Quand un groupe constitué principalement de femmes traîna une guillotine sous la statue de Voltaire et y mit le feu, il s’agissait vraisemblablement de briser toute équivalence entre révolution et échafaud. La destruction de la colonne Vendôme fut, d’après le communard Benoît Malon, un acte de protestation contre les guerres entre les peuples et de défense de la fraternité internationale. » (p. 30-31.)

« L’Union des femmes pour la défense de Paris et les soins aux blessés se développa rapidement en mettant sur pied des comités qui se réunissaient quotidiennement dans presque tous les arrondissements de Paris. Elle devint la plus grande et la plus efficace des organisations de la Commune. […] Ses membres venaient des corps de métier les plus divers mais les travailleuses de l’habillement – couturières, blanchisseuses, tailleuses, drapières – étaient les plus nombreuses. […] L’Union imaginait une réorganisation complète du travail des femmes et la fin de l’inégalité économique fondée sur le genre en même temps qu’elle répondait, comme l’indique son nom complet, à l’urgence de la situation de combat et à la nécessité de participer à l’ambulance, de fabriquer des sacs de sable pour les barricades et de servir sur ces mêmes barricades. “Nous voulons le travail, mais pour en garder le produit. […] Plus d’exploiteurs, plus de maîtres ! […] Le travail et le bien-être pour tous.”[2] » (p. 36-37.)

Il n’est pas indifférent de savoir que la fondatrice de l’Union des femmes était une jeune russe de 20 ans, Élizabeth Dmitrieff qui, avant de venir à Paris au moment de la proclamation de la Commune, venait de passer trois mois à Londres à discuter avec Marx « des organisations rurales traditionnelles russes, l’obscina et l’artel » (p. 32) – formes de coopératives « spontanées » entre travailleurs des champs et de l’artisanat. L’Union des femmes, ensuite, projeta d’organiser des ateliers autonomes de femmes, qui s’intégreraient, tout en préservant leur indépendance, à l’organisation fédérative de la Commune…
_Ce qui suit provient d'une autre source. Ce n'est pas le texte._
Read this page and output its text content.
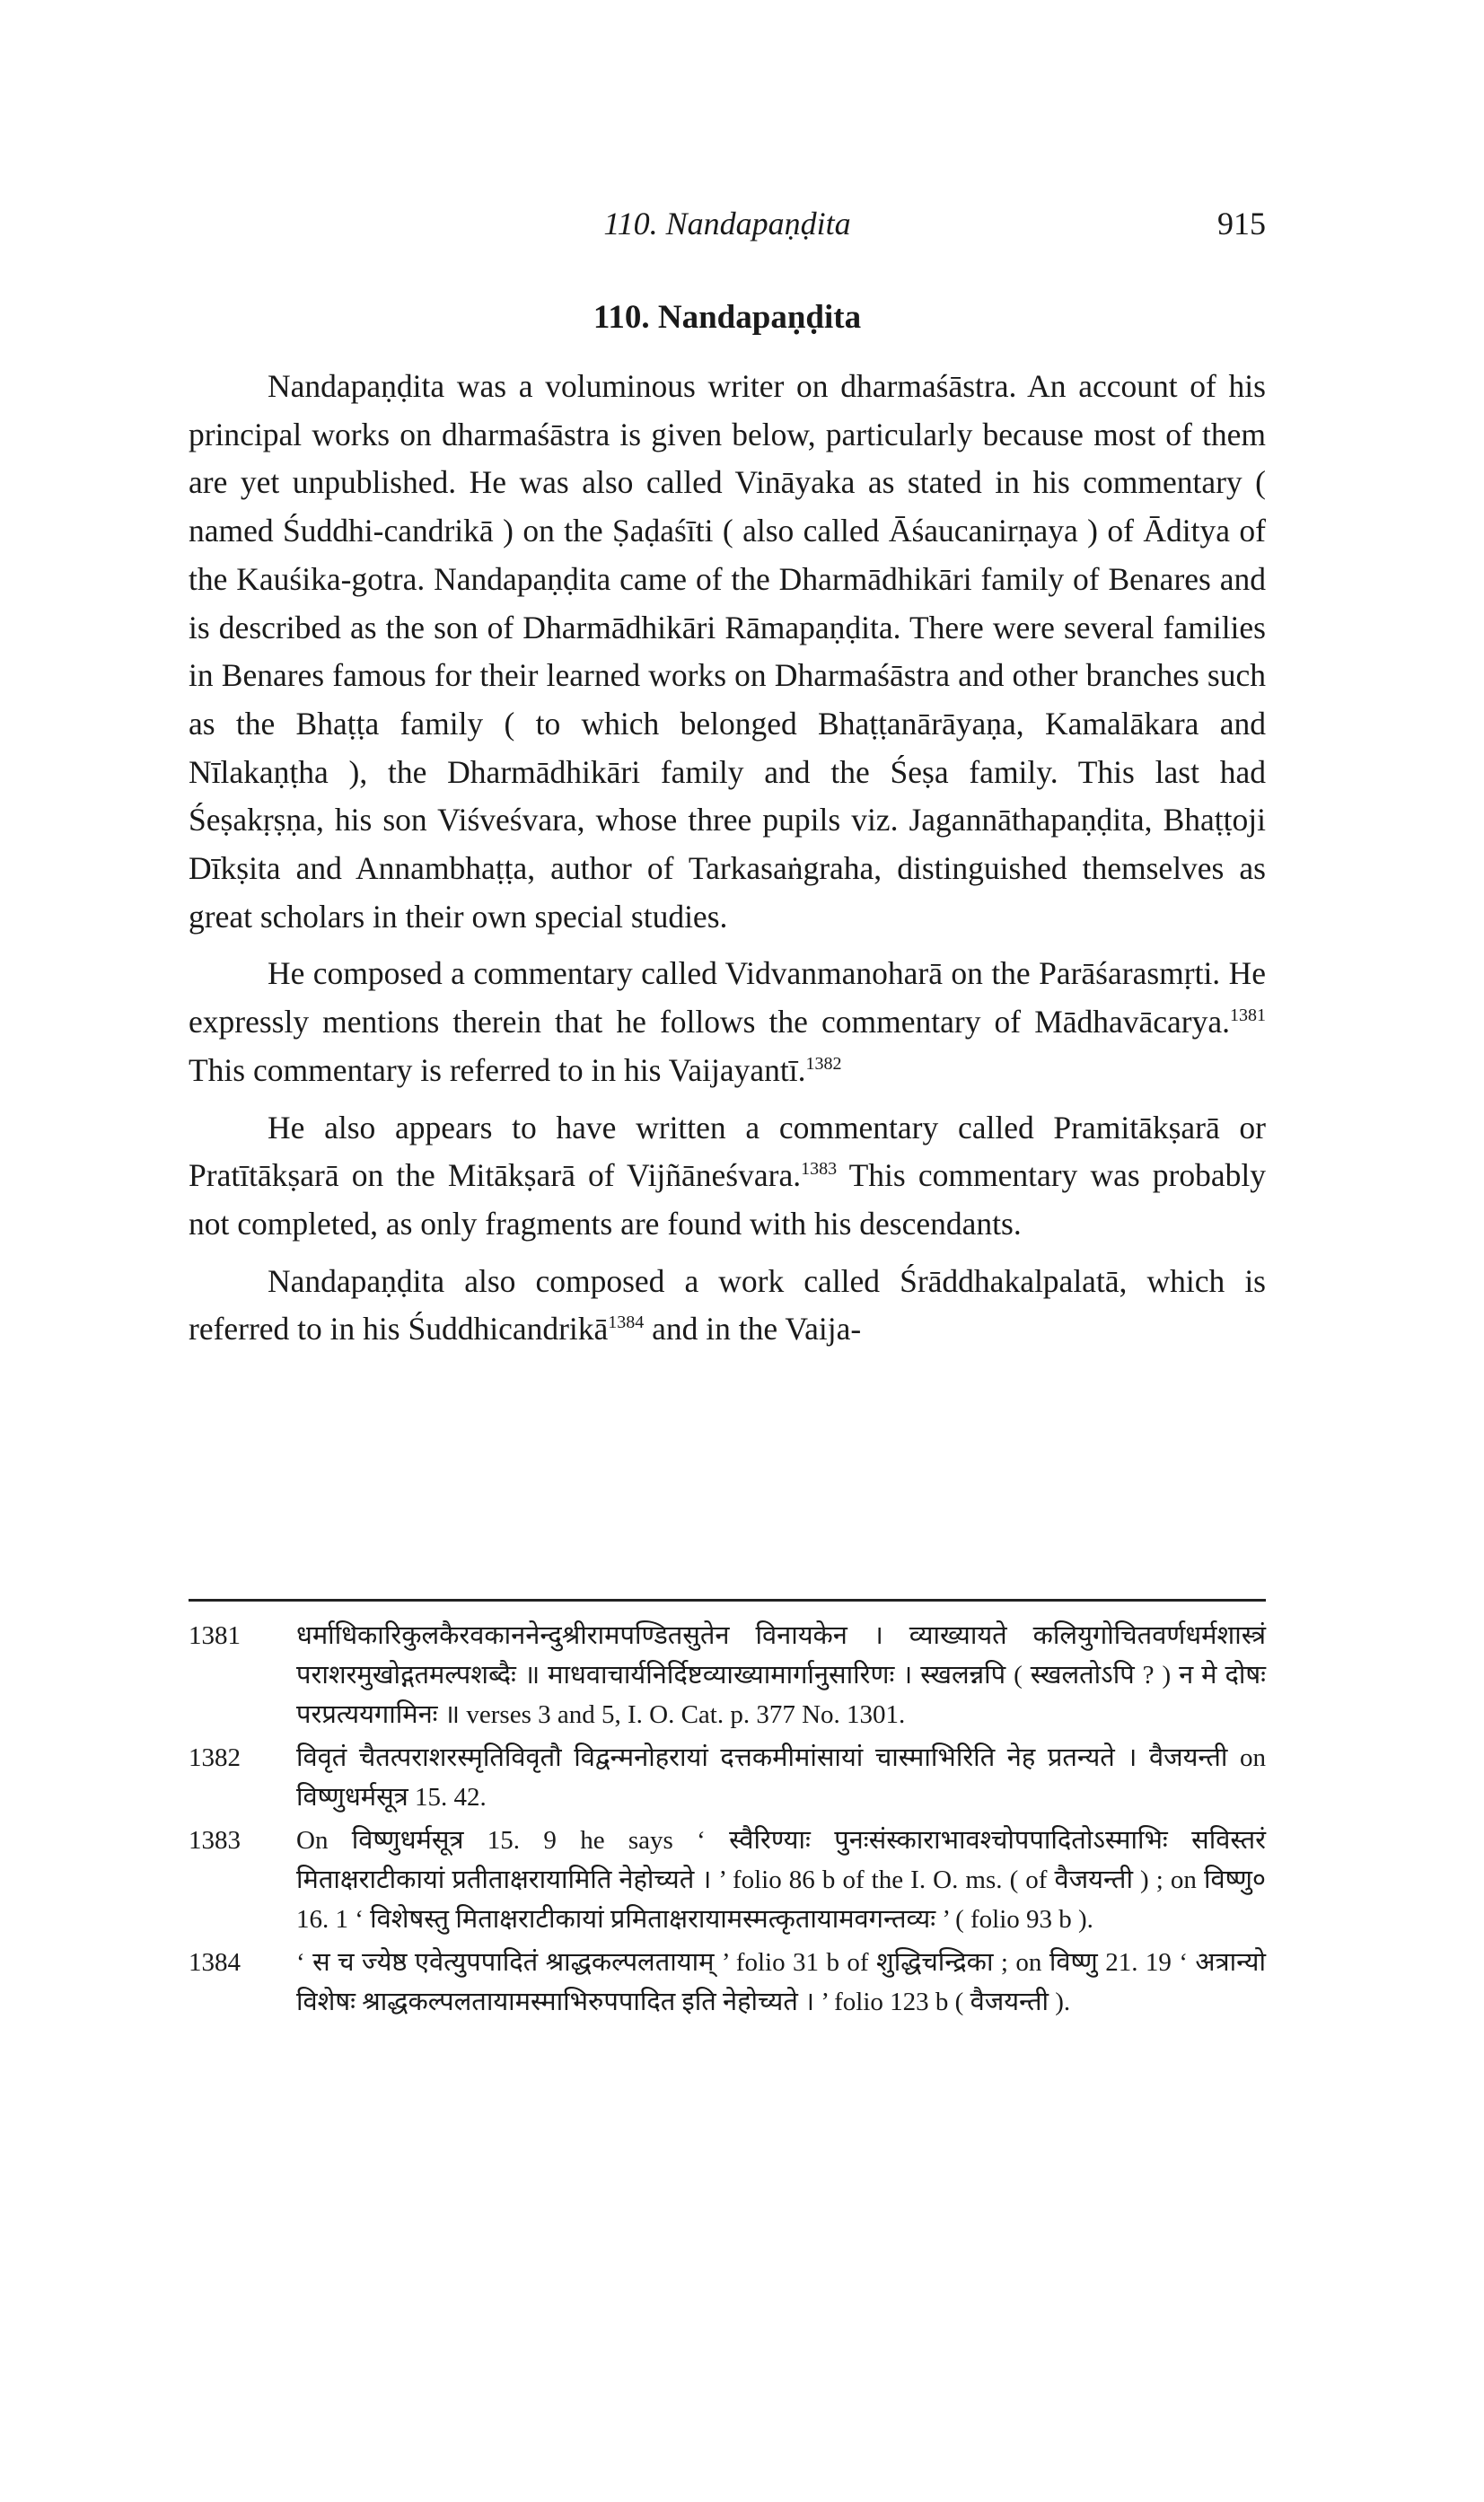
110. Nandapaṇḍita	915
110. Nandapaṇḍita

Nandapaṇḍita was a voluminous writer on dharmaśāstra. An account of his principal works on dharmaśāstra is given below, particularly because most of them are yet unpublished. He was also called Vināyaka as stated in his commentary ( named Śuddhi-candrikā ) on the Ṣaḍaśīti ( also called Āśaucanirṇaya ) of Āditya of the Kauśika-gotra. Nandapaṇḍita came of the Dharmādhikāri family of Benares and is described as the son of Dharmādhikāri Rāmapaṇḍita. There were several families in Benares famous for their learned works on Dharmaśāstra and other branches such as the Bhaṭṭa family ( to which belonged Bhaṭṭanārāyaṇa, Kamalākara and Nīlakaṇṭha ), the Dharmādhikāri family and the Śeṣa family. This last had Śeṣakṛṣṇa, his son Viśveśvara, whose three pupils viz. Jagannāthapaṇḍita, Bhaṭṭoji Dīkṣita and Annambhaṭṭa, author of Tarkasaṅgraha, distinguished themselves as great scholars in their own special studies.

He composed a commentary called Vidvanmanoharā on the Parāśarasmṛti. He expressly mentions therein that he follows the commentary of Mādhavācarya.$^{1381}$ This commentary is referred to in his Vaijayantī.$^{1382}$

He also appears to have written a commentary called Pramitākṣarā or Pratītākṣarā on the Mitākṣarā of Vijñāneśvara.$^{1383}$ This commentary was probably not completed, as only fragments are found with his descendants.

Nandapaṇḍita also composed a work called Śrāddhakalpalatā, which is referred to in his Śuddhicandrikā$^{1384}$ and in the Vaija-

1381	धर्माधिकारिकुलकैरवकाननेन्दुश्रीरामपण्डितसुतेन विनायकेन । व्याख्यायते कलियुगोचितवर्णधर्मशास्त्रं पराशरमुखोद्गतमल्पशब्दैः ॥ माधवाचार्यनिर्दिष्टव्याख्यामार्गानुसारिणः । स्खलन्नपि ( स्खलतोऽपि ? ) न मे दोषः परप्रत्ययगामिनः ॥ verses 3 and 5, I. O. Cat. p. 377 No. 1301.
1382	विवृतं चैतत्पराशरस्मृतिविवृतौ विद्वन्मनोहरायां दत्तकमीमांसायां चास्माभिरिति नेह प्रतन्यते । वैजयन्ती on विष्णुधर्मसूत्र 15. 42.
1383	On विष्णुधर्मसूत्र 15. 9 he says ‘ स्वैरिण्याः पुनःसंस्काराभावश्चोपपादितोऽस्माभिः सविस्तरं मिताक्षराटीकायां प्रतीताक्षरायामिति नेहोच्यते । ’ folio 86 b of the I. O. ms. ( of वैजयन्ती ) ; on विष्णु० 16. 1 ‘ विशेषस्तु मिताक्षराटीकायां प्रमिताक्षरायामस्मत्कृतायामवगन्तव्यः ’ ( folio 93 b ).
1384	‘ स च ज्येष्ठ एवेत्युपपादितं श्राद्धकल्पलतायाम् ’ folio 31 b of शुद्धिचन्द्रिका ; on विष्णु 21. 19 ‘ अत्रान्यो विशेषः श्राद्धकल्पलतायामस्माभिरुपपादित इति नेहोच्यते । ’ folio 123 b ( वैजयन्ती ).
Les Versaillais firent de la participation d’étranger·ère·s à la Commune un thème récurrent de leur propagande : ainsi, « le Chevalier d’Alix, auteur d’un dictionnaire anticommunard, note à l’entrée “étranger” : “Ce qui constitue la majorité des insurgés parisiens. – On les évalue à 30 000 de toutes les nationalités”. Et Taine, dans une lettre écrite en mai 1871, parle d’“environ cent mille insurgés aujourd’hui, dont cinquante mille étrangers.” » (p. 39). Même si ces chiffres sont exagérément grossis, il est bien vrai que la Commune s’était donné pour idéal la République universelle. Il faut cependant bien préciser ce qu’elle entendait sous ce terme : une « association volontaire de toutes les intiatives locales[3] » – ou, comme l’entendait Reclus, une « libre confédération de collectivités autonomes. » Et au cas où ces définitions ne seraient pas encore suffisamment claires, Gustave Lefrançais, autre communard, ajoute : « Le prolétariat n’arrivera à s’émanciper réellement qu’à la condition de se débarrasser de la République, dernière forme, et non la moins malfaisante, des gouvernements autoritaires. » (p. 49.)

Kristin Ross étudie ensuite les actions et les idées de la Commune qui furent reprises et développées par les trois « communistes anarchistes » déjà cités, Morris, Reclus et Kropotkine. Dans le chapitre intitulé « Luxe communal », elle examine « les idées sur l’art et l’éducation qui circulaient pendant la Commune et les actions menées par les communards dans ces deux domaines » (p. 51). Là comme ailleurs, l’élément essentiel est celui de la polyvalence des hommes et des femmes, et du refus de la séparation entre eux-mêmes et le contenu de leur activité. Cela commence par la revendication d’une école « polytechnique » qui en finit avec la division entre « manuels » et « intellectuels ». Par ailleurs, la Commune instaure l’éducation publique, gratuite, obligatoire et laïque. Plus tard, la IIIe République s’en inspirera pour son projet d’école publique. Mais bien sûr, les contenus et le style ne seront plus les mêmes – il suffira de rappeler que la Commune se voulait internationaliste, tandis que la IIIe République mena une politique impérialiste et développa l’exploitation coloniale.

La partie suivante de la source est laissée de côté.